Question

question
find the derivative of (g(x)=3cos^{-1}(x)) at the point (x = \frac{1}{4}).
(enter an exact answer.)
provide your answer below:

Explanation:

Step1: Recall derivative formula

The derivative of $y = \cos^{-1}(u)$ is $y^\prime=-\frac{1}{\sqrt{1 - u^{2}}}\cdot u^\prime$. For $g(x)=3\cos^{-1}(x)$, using the constant - multiple rule of differentiation $(cf(x))^\prime = cf^\prime(x)$ where $c = 3$ and $f(x)=\cos^{-1}(x)$. So $g^\prime(x)=3\times(-\frac{1}{\sqrt{1 - x^{2}}})=-\frac{3}{\sqrt{1 - x^{2}}}$.
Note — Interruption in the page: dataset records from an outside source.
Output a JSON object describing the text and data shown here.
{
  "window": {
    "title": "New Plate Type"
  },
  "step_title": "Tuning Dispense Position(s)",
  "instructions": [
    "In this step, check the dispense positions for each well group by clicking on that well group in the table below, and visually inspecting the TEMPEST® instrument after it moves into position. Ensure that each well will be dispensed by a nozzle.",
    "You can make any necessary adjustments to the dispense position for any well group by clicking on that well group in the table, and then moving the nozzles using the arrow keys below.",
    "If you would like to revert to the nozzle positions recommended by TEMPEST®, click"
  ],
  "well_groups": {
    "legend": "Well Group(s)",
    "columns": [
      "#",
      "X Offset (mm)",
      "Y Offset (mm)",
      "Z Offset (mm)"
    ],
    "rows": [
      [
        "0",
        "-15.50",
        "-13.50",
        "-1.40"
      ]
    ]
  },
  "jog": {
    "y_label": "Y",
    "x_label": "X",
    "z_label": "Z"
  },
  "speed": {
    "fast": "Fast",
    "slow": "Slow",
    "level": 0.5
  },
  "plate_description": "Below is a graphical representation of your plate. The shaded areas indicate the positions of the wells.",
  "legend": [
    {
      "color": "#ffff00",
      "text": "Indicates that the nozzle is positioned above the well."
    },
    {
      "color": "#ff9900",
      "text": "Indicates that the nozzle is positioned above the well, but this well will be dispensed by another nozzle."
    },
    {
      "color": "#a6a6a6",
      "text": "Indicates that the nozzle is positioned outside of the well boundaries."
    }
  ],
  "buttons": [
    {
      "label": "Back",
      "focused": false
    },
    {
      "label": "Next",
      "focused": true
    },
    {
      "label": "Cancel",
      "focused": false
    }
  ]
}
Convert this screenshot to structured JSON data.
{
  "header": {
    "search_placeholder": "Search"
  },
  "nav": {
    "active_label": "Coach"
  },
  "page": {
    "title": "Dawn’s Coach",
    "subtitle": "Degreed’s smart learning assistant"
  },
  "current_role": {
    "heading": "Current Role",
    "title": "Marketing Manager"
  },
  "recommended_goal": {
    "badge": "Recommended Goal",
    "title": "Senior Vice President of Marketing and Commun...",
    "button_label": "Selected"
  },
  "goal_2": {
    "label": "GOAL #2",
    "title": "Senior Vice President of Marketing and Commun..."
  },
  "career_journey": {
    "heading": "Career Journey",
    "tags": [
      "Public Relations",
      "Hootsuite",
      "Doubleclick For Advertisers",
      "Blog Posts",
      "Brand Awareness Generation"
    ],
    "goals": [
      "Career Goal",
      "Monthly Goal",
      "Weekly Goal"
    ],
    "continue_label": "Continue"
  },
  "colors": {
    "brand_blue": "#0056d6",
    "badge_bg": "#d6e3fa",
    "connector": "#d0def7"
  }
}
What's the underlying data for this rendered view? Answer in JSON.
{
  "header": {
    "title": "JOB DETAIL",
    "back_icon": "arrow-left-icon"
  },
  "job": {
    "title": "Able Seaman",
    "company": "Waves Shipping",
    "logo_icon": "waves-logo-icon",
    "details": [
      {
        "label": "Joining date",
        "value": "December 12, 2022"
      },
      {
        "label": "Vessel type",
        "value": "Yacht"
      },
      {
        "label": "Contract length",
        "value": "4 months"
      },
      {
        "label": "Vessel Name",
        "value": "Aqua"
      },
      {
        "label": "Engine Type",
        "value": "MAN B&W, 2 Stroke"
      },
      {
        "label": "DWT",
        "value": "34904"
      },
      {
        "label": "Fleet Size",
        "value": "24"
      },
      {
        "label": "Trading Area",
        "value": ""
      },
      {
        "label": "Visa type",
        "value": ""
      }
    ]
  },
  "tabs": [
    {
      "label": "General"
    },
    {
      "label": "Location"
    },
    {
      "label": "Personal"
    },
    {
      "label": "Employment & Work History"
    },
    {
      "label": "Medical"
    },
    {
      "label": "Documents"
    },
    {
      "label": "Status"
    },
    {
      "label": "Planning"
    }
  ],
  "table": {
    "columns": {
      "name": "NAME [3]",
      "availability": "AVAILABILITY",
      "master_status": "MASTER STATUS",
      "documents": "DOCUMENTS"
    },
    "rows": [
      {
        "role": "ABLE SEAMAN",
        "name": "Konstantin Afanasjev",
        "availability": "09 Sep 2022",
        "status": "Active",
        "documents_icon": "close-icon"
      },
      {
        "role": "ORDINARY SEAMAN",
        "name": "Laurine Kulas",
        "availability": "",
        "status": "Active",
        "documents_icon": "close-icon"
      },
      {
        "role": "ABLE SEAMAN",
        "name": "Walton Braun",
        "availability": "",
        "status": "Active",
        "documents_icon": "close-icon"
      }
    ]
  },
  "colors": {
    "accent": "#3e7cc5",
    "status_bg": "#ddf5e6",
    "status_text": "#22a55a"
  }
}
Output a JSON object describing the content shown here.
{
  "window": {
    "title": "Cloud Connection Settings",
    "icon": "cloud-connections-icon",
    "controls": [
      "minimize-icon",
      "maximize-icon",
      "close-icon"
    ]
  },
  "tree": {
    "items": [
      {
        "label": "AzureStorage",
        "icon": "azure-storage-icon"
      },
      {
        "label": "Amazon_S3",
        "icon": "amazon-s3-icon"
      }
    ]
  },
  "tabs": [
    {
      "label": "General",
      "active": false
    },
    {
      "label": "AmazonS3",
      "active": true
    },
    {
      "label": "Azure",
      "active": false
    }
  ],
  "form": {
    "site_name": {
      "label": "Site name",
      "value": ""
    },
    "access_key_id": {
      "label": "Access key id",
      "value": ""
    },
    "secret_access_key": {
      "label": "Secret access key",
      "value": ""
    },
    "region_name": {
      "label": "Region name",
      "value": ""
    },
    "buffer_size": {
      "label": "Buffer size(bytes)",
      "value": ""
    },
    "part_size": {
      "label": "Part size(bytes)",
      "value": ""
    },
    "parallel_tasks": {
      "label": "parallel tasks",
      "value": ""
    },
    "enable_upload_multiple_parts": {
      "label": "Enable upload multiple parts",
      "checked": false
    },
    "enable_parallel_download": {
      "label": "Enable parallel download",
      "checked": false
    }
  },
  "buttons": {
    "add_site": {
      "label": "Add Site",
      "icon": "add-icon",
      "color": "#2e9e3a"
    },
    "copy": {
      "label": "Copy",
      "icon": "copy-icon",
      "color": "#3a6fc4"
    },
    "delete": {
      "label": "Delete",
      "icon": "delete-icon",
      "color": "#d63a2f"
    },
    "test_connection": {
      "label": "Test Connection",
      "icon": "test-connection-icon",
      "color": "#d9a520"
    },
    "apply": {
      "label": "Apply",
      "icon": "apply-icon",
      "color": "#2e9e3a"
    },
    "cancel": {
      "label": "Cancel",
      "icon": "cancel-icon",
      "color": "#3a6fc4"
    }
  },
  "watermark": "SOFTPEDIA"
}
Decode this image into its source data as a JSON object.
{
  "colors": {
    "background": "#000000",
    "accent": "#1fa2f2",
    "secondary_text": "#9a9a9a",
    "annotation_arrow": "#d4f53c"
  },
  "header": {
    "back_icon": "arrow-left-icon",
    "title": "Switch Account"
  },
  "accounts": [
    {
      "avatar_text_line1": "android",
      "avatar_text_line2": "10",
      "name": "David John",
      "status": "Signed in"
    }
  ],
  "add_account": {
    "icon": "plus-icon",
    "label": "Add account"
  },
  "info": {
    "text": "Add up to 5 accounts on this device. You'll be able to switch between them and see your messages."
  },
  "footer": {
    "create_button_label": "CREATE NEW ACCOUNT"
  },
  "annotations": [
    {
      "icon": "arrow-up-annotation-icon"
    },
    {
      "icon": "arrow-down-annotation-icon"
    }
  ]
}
Step2: Evaluate at $x=\frac{1}{4}$

Substitute $x = \frac{1}{4}$ into $g^\prime(x)$. We get $g^\prime(\frac{1}{4})=-\frac{3}{\sqrt{1 - (\frac{1}{4})^{2}}}$. First, calculate $1-(\frac{1}{4})^{2}=1-\frac{1}{16}=\frac{15}{16}$. Then $\sqrt{1 - (\frac{1}{4})^{2}}=\sqrt{\frac{15}{16}}=\frac{\sqrt{15}}{4}$. So $g^\prime(\frac{1}{4})=-\frac{3}{\frac{\sqrt{15}}{4}}=-\frac{12}{\sqrt{15}}=-\frac{4\sqrt{15}}{5}$.

Answer:

$-\frac{4\sqrt{15}}{5}$